I share Walter Stephens’s love of books, albeit not his boundless erudition. I must say that although I came across the work of Annius of Viterbo in my research into fakes and forgeries, what encouraged me to find all his works was Stephens’s weighty tome Giants in Those Days, with what I believe is a complete bibliography of all the forgeries by Annius of Viterbo and his pseudonym Berossos.1 So I can only agree about the function that Stephens assigns to bibliographical citation in my novels.
Paradoxically, I should say that most of my novels hinge on fakes and there is nothing better, in order to attest to the existence of a fake, than for it to have been actually produced and taken very seriously by someone. And in the course of writing for this volume I have touched on the function, in my view, of research into a fake: it is one of the ways of wondering whether something else is true.
But perhaps there is an additional element. My novels are fundamentally realistic. In talking about an epoch, especially if it is remote, I have always tried to have the reader understand something of that period. Even Baudolino, who lives by fake documents and fantasies of impossible worlds, talks about things that were taken very seriously at the time. The animals of the kingdom of Prester John did not exist but those who shared the legend of that mysterious realm firmly believed in them.
In order to be a realist in a novel it is necessary: (i) that the characters, even if imaginary, do or think what others really did; (ii) that the descriptions of lands and countryside—so to speak—be photographed from life (and that is what I did, visiting every country I described); finally, (iii) that even the books that the characters read or might have read must have really existed. Hence the tendency to quote works, as if they were characters or events in the story I tell. As Stephens puts it: “books are characters for Eco, as much as fictive or historical personages are.”

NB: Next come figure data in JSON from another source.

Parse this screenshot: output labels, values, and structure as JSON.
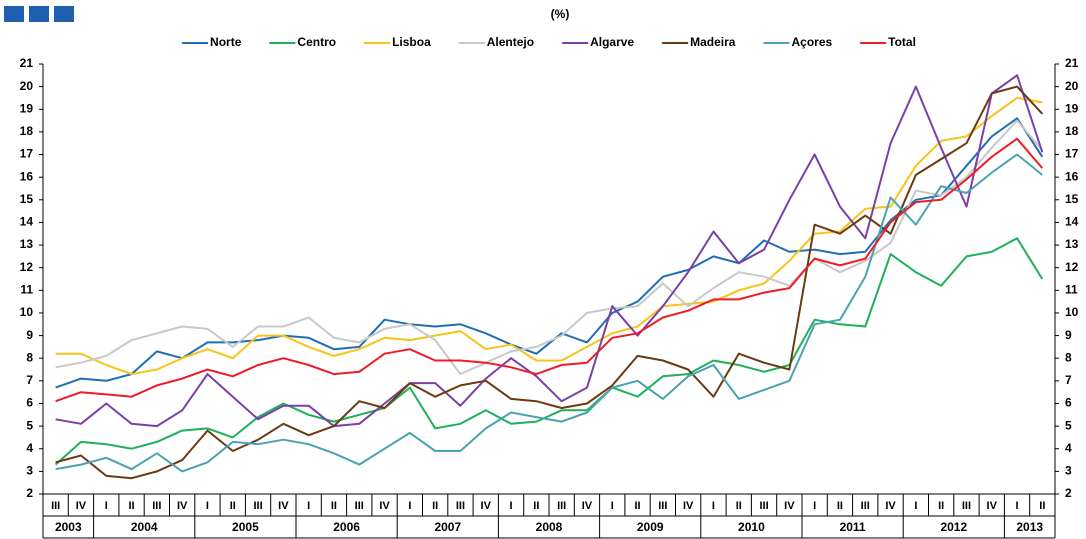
{
  "chart_data": {
    "type": "line",
    "subtitle": "(%)",
    "categories": [
      "III",
      "IV",
      "I",
      "II",
      "III",
      "IV",
      "I",
      "II",
      "III",
      "IV",
      "I",
      "II",
      "III",
      "IV",
      "I",
      "II",
      "III",
      "IV",
      "I",
      "II",
      "III",
      "IV",
      "I",
      "II",
      "III",
      "IV",
      "I",
      "II",
      "III",
      "IV",
      "I",
      "II",
      "III",
      "IV",
      "I",
      "II",
      "III",
      "IV",
      "I",
      "II"
    ],
    "x_groups": [
      "2003",
      "2004",
      "2005",
      "2006",
      "2007",
      "2008",
      "2009",
      "2010",
      "2011",
      "2012",
      "2013"
    ],
    "ylim": [
      2,
      21
    ],
    "yticks": [
      2,
      3,
      4,
      5,
      6,
      7,
      8,
      9,
      10,
      11,
      12,
      13,
      14,
      15,
      16,
      17,
      18,
      19,
      20,
      21
    ],
    "grid": false,
    "legend": "top",
    "series": [
      {
        "name": "Norte",
        "color": "#1f6fb5",
        "values": [
          6.7,
          7.1,
          7.0,
          7.3,
          8.3,
          8.0,
          8.7,
          8.7,
          8.8,
          9.0,
          8.9,
          8.4,
          8.5,
          9.7,
          9.5,
          9.4,
          9.5,
          9.1,
          8.6,
          8.2,
          9.1,
          8.7,
          10.0,
          10.5,
          11.6,
          11.9,
          12.5,
          12.2,
          13.2,
          12.7,
          12.8,
          12.6,
          12.7,
          14.1,
          15.0,
          15.2,
          16.5,
          17.8,
          18.6,
          16.9
        ]
      },
      {
        "name": "Centro",
        "color": "#1eb05a",
        "values": [
          3.3,
          4.3,
          4.2,
          4.0,
          4.3,
          4.8,
          4.9,
          4.5,
          5.4,
          6.0,
          5.5,
          5.2,
          5.5,
          5.8,
          6.7,
          4.9,
          5.1,
          5.7,
          5.1,
          5.2,
          5.7,
          5.7,
          6.7,
          6.3,
          7.2,
          7.3,
          7.9,
          7.7,
          7.4,
          7.7,
          9.7,
          9.5,
          9.4,
          12.6,
          11.8,
          11.2,
          12.5,
          12.7,
          13.3,
          11.5
        ]
      },
      {
        "name": "Lisboa",
        "color": "#f8c31a",
        "values": [
          8.2,
          8.2,
          7.7,
          7.3,
          7.5,
          8.0,
          8.4,
          8.0,
          9.0,
          9.0,
          8.5,
          8.1,
          8.4,
          8.9,
          8.8,
          9.0,
          9.2,
          8.4,
          8.6,
          7.9,
          7.9,
          8.5,
          9.1,
          9.4,
          10.3,
          10.4,
          10.5,
          11.0,
          11.3,
          12.3,
          13.5,
          13.6,
          14.6,
          14.7,
          16.5,
          17.6,
          17.8,
          18.7,
          19.5,
          19.3
        ]
      },
      {
        "name": "Alentejo",
        "color": "#c8c8c8",
        "values": [
          7.6,
          7.8,
          8.1,
          8.8,
          9.1,
          9.4,
          9.3,
          8.5,
          9.4,
          9.4,
          9.8,
          8.9,
          8.7,
          9.3,
          9.5,
          8.8,
          7.3,
          7.8,
          8.3,
          8.5,
          9.0,
          10.0,
          10.2,
          10.3,
          11.3,
          10.3,
          11.1,
          11.8,
          11.6,
          11.2,
          12.4,
          11.8,
          12.3,
          13.1,
          15.4,
          15.2,
          16.0,
          17.3,
          18.5,
          17.2
        ]
      },
      {
        "name": "Algarve",
        "color": "#7a3fa8",
        "values": [
          5.3,
          5.1,
          6.0,
          5.1,
          5.0,
          5.7,
          7.3,
          6.3,
          5.3,
          5.9,
          5.9,
          5.0,
          5.1,
          6.0,
          6.9,
          6.9,
          5.9,
          7.1,
          8.0,
          7.2,
          6.1,
          6.7,
          10.3,
          9.0,
          10.3,
          11.8,
          13.6,
          12.2,
          12.8,
          15.0,
          17.0,
          14.7,
          13.3,
          17.5,
          20.0,
          17.3,
          14.7,
          19.7,
          20.5,
          17.1
        ]
      },
      {
        "name": "Madeira",
        "color": "#6b3a12",
        "values": [
          3.4,
          3.7,
          2.8,
          2.7,
          3.0,
          3.5,
          4.8,
          3.9,
          4.4,
          5.1,
          4.6,
          5.0,
          6.1,
          5.8,
          6.9,
          6.3,
          6.8,
          7.0,
          6.2,
          6.1,
          5.8,
          6.0,
          6.8,
          8.1,
          7.9,
          7.5,
          6.3,
          8.2,
          7.8,
          7.5,
          13.9,
          13.5,
          14.3,
          13.5,
          16.1,
          16.8,
          17.5,
          19.7,
          20.0,
          18.8
        ]
      },
      {
        "name": "Açores",
        "color": "#4aa3b0",
        "values": [
          3.1,
          3.3,
          3.6,
          3.1,
          3.8,
          3.0,
          3.4,
          4.3,
          4.2,
          4.4,
          4.2,
          3.8,
          3.3,
          4.0,
          4.7,
          3.9,
          3.9,
          4.9,
          5.6,
          5.4,
          5.2,
          5.6,
          6.7,
          7.0,
          6.2,
          7.2,
          7.7,
          6.2,
          6.6,
          7.0,
          9.5,
          9.7,
          11.6,
          15.1,
          13.9,
          15.6,
          15.3,
          16.2,
          17.0,
          16.1
        ]
      },
      {
        "name": "Total",
        "color": "#ee1c25",
        "values": [
          6.1,
          6.5,
          6.4,
          6.3,
          6.8,
          7.1,
          7.5,
          7.2,
          7.7,
          8.0,
          7.7,
          7.3,
          7.4,
          8.2,
          8.4,
          7.9,
          7.9,
          7.8,
          7.6,
          7.3,
          7.7,
          7.8,
          8.9,
          9.1,
          9.8,
          10.1,
          10.6,
          10.6,
          10.9,
          11.1,
          12.4,
          12.1,
          12.4,
          14.0,
          14.9,
          15.0,
          15.9,
          16.9,
          17.7,
          16.4
        ]
      }
    ]
  }
}
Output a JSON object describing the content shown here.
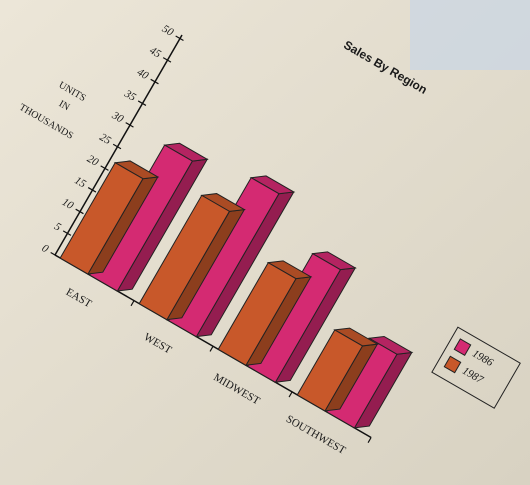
{
  "chart_data": {
    "type": "bar",
    "title": "Sales By Region",
    "ylabel": [
      "UNITS",
      "IN",
      "THOUSANDS"
    ],
    "categories": [
      "EAST",
      "WEST",
      "MIDWEST",
      "SOUTHWEST"
    ],
    "series": [
      {
        "name": "1987",
        "color": "#c8582a",
        "values": [
          22,
          25,
          20,
          15
        ]
      },
      {
        "name": "1986",
        "color": "#d42a72",
        "values": [
          30,
          33,
          26,
          17
        ]
      }
    ],
    "ylim": [
      0,
      50
    ],
    "yticks": [
      0,
      5,
      10,
      15,
      20,
      25,
      30,
      35,
      40,
      45,
      50
    ],
    "legend_order": [
      "1986",
      "1987"
    ]
  }
}
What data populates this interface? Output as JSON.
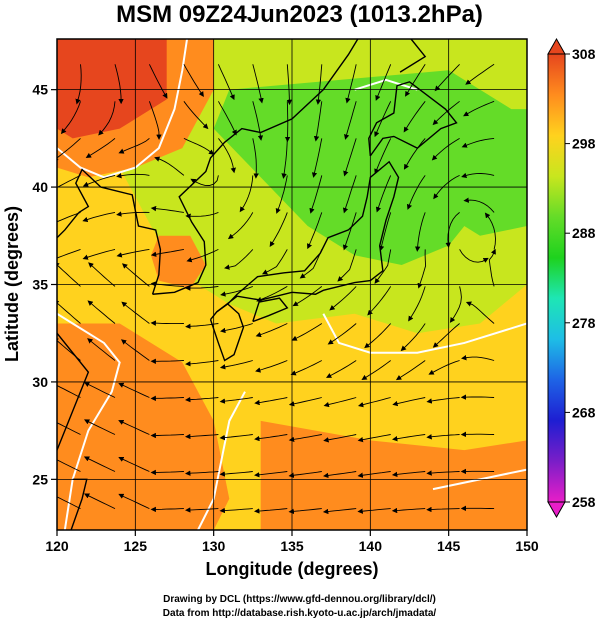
{
  "title": "MSM 09Z24Jun2023 (1013.2hPa)",
  "x_axis": {
    "label": "Longitude (degrees)",
    "ticks": [
      120,
      125,
      130,
      135,
      140,
      145,
      150
    ],
    "range": [
      120,
      150
    ]
  },
  "y_axis": {
    "label": "Latitude  (degrees)",
    "ticks": [
      25,
      30,
      35,
      40,
      45
    ],
    "range": [
      22.4,
      47.6
    ]
  },
  "colorbar": {
    "ticks": [
      308,
      298,
      288,
      278,
      268,
      258
    ],
    "range": [
      258,
      308
    ],
    "colors": [
      "#e81ec8",
      "#7a1ec8",
      "#1e1ed2",
      "#1e64e6",
      "#1ebee6",
      "#1ee6b4",
      "#1ed21e",
      "#64dc28",
      "#c8e61e",
      "#ffd21e",
      "#ff8c1e",
      "#e6461e"
    ]
  },
  "credits": {
    "line1": "Drawing by DCL (https://www.gfd-dennou.org/library/dcl/)",
    "line2": "Data from http://database.rish.kyoto-u.ac.jp/arch/jmadata/"
  },
  "colors": {
    "hot": "#e6461e",
    "warm": "#ff8c1e",
    "mild": "#ffd21e",
    "cool": "#c8e61e",
    "cold": "#64dc28",
    "contour": "#ffffff",
    "coastline": "#000000",
    "streamline": "#000000"
  }
}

I like the fact that Stephens has elected as the central character—albeit not a very frequently cited one—of my stories the Philobiblon of Richard de Bury, seeing him (far too kind!) as my forerunner. This certainly holds for the love of books: as for the love for the incredible and the unusual I would have given preference to Athanasius Kircher—with whom, moreover, I started my semiological, curious, magical, lunatic, and pneumatic Library.
I am only too glad that Stephens decided to dedicate his learned thoughts to me.
U.E.
NOTE
1. Walter Stephens, Giants in Those Days: Folklore, Ancient History, and Nationalism (Lincoln: University of Nebraska Press, 1989). [Ed.]